Whole Foods was the only retailer to receive an “A” in the report, for its commitment to reduce pesticide use, stock organics and implement a transparent policy; its parent company Amazon received an “F” in the same three categories. 

“Food retailers need to phase out toxic pesticides and expand organic to distinguish themselves from the pack,” said Lisa Archer, director of the Friends of the Earth Food and Agriculture team. “Only a few companies are taking responsibility for their role in the bee crisis. We urge major U.S. food retailers to work with their suppliers to eliminate pollinator-toxic pesticides and expand domestic organic offerings.” 

According to Friends of the Earth, 40% of invertebrate pollinator species are on the brink of extinction, and a leading factor of their decline is rampant pesticide use in conventional agriculture. Organic agriculture reduces pesticide use and supports 50% more pollinator species than chemical-intensive industrial agriculture.

Key findings

The Friends of the Earth analysis shows that most of the top U.S. food retailers have a long way to go to reduce pesticides and to protect pollinators. The vast majority have not adopted policies to eliminate or reduce pollinator-toxic pesticides in their company supply chains for conventional food and beverages. And while leading retailers are offering more organic food, the report notes, few are prioritizing U.S. organic farmers or helping more U.S. growers transition to organic production. What’s more, according to the report, there is a lack of transparency around organic purchasing: More than half of the retailers surveyed do not publicly disclose company offerings or sales of organic food, and few have stated goals around increasing organic offerings.

In other findings from the study:

• The food retail sector is failing to protect pollinators from pesticides. Twenty-four of 25 leading food retailers do not have a publicly available policy to reduce or eliminate pesticide use in their food supply chains. Only Whole Foods has adopted a food-related pesticide policy. Twenty of 25 retailers received an “F” in this category.

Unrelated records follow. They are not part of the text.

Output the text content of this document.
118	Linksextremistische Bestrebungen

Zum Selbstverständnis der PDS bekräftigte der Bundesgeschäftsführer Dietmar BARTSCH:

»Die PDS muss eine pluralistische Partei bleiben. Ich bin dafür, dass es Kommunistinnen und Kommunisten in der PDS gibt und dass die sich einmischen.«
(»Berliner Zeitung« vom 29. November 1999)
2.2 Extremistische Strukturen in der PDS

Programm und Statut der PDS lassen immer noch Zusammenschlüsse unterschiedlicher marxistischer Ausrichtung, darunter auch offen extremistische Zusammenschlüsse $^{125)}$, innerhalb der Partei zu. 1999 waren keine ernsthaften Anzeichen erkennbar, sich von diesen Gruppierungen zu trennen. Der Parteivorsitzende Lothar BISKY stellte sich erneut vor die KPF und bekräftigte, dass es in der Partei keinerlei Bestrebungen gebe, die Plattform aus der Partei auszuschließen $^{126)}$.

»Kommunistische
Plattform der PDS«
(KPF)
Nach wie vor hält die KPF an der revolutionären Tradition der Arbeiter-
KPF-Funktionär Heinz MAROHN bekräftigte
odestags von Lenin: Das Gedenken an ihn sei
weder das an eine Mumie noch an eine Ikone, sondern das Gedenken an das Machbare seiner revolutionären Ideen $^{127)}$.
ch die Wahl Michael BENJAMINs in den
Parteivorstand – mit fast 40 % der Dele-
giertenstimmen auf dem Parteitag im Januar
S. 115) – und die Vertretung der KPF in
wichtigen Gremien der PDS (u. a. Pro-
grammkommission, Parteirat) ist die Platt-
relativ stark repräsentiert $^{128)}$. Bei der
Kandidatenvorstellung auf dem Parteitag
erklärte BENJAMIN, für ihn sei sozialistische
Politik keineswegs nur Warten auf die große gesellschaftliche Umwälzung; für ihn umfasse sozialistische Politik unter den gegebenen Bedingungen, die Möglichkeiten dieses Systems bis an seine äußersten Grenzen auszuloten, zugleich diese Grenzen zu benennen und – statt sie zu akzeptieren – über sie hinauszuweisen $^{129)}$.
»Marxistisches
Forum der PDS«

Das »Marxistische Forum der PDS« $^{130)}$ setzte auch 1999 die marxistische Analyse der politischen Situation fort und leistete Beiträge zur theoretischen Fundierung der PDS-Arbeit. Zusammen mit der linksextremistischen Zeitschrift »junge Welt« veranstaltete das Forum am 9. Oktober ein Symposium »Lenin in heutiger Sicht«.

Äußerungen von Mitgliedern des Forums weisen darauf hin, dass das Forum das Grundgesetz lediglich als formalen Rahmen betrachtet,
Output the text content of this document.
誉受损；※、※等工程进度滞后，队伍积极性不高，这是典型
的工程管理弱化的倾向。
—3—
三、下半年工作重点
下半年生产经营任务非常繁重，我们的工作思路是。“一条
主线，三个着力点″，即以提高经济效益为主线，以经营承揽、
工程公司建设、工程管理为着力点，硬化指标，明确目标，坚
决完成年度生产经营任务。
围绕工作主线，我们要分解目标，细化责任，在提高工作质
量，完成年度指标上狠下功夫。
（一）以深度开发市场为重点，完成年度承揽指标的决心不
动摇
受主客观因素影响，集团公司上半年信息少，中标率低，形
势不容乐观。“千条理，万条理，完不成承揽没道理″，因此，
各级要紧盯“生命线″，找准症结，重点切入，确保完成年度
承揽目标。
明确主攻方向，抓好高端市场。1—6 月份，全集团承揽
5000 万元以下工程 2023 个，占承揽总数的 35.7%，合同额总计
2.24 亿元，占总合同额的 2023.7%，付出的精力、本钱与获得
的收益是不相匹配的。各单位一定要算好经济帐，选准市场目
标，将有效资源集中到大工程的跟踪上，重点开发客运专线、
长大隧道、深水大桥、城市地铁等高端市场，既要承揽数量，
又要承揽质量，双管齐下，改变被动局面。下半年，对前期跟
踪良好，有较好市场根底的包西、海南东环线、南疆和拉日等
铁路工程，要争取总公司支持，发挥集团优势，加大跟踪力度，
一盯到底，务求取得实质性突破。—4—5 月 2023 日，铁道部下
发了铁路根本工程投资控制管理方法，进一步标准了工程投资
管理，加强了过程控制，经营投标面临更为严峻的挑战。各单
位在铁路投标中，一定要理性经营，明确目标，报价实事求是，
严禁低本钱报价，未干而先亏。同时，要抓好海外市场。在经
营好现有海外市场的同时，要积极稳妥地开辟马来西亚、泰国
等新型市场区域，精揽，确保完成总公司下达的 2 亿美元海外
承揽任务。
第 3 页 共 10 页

 • The food retail sector needs to set clear goals to meet skyrocketing consumer demand for organic food and beverages. Nineteen of 25 leading food retailers do not have a publicly available company metric or goal regarding commitment to increase overall certified organic offerings. Only Albertsons, BJ’s Wholesale Club, Costco, Target, Walgreens and Whole Foods have a publicly available metric or goal.

• Food retailers need to take action to expand organic agriculture in the U.S. Only four of 25 leading food retailers (Whole Foods, Target, Wegmans and Costco) have publicly stated that they are taking measures to expand U.S. production of organic food or support U.S. organic farmers.

• Consumers need greater transparency about organic offerings. Fifteen of 25 leading food retailers do not publicly disclose data on organic sales or their current percentage of organic offerings. Only Albertsons, Ahold Delhaize, Aldi, BJ’s Wholesale Club, Costco, Kroger, Target, Trader Joe’s, Wegmans and Whole Foods disclose organic data.

• Whole Foods will continue organic leadership despite the Amazon acquisition. Amazon’s acquisition of Whole Foods shows that organic is the future of food retail,
but, the study says, “the company has a great deal to learn from itsnew subsidiary — Amazon received an “F” in all three categories of our scorecard.” A Whole Foods representative disclosed to Friends of the Earth, “We continue our existing [pollinator and pesticides] programs and policies that were in place when we last completed the FOE survey (in 2016). Still marching forward on pesticide and other sustainability issues.”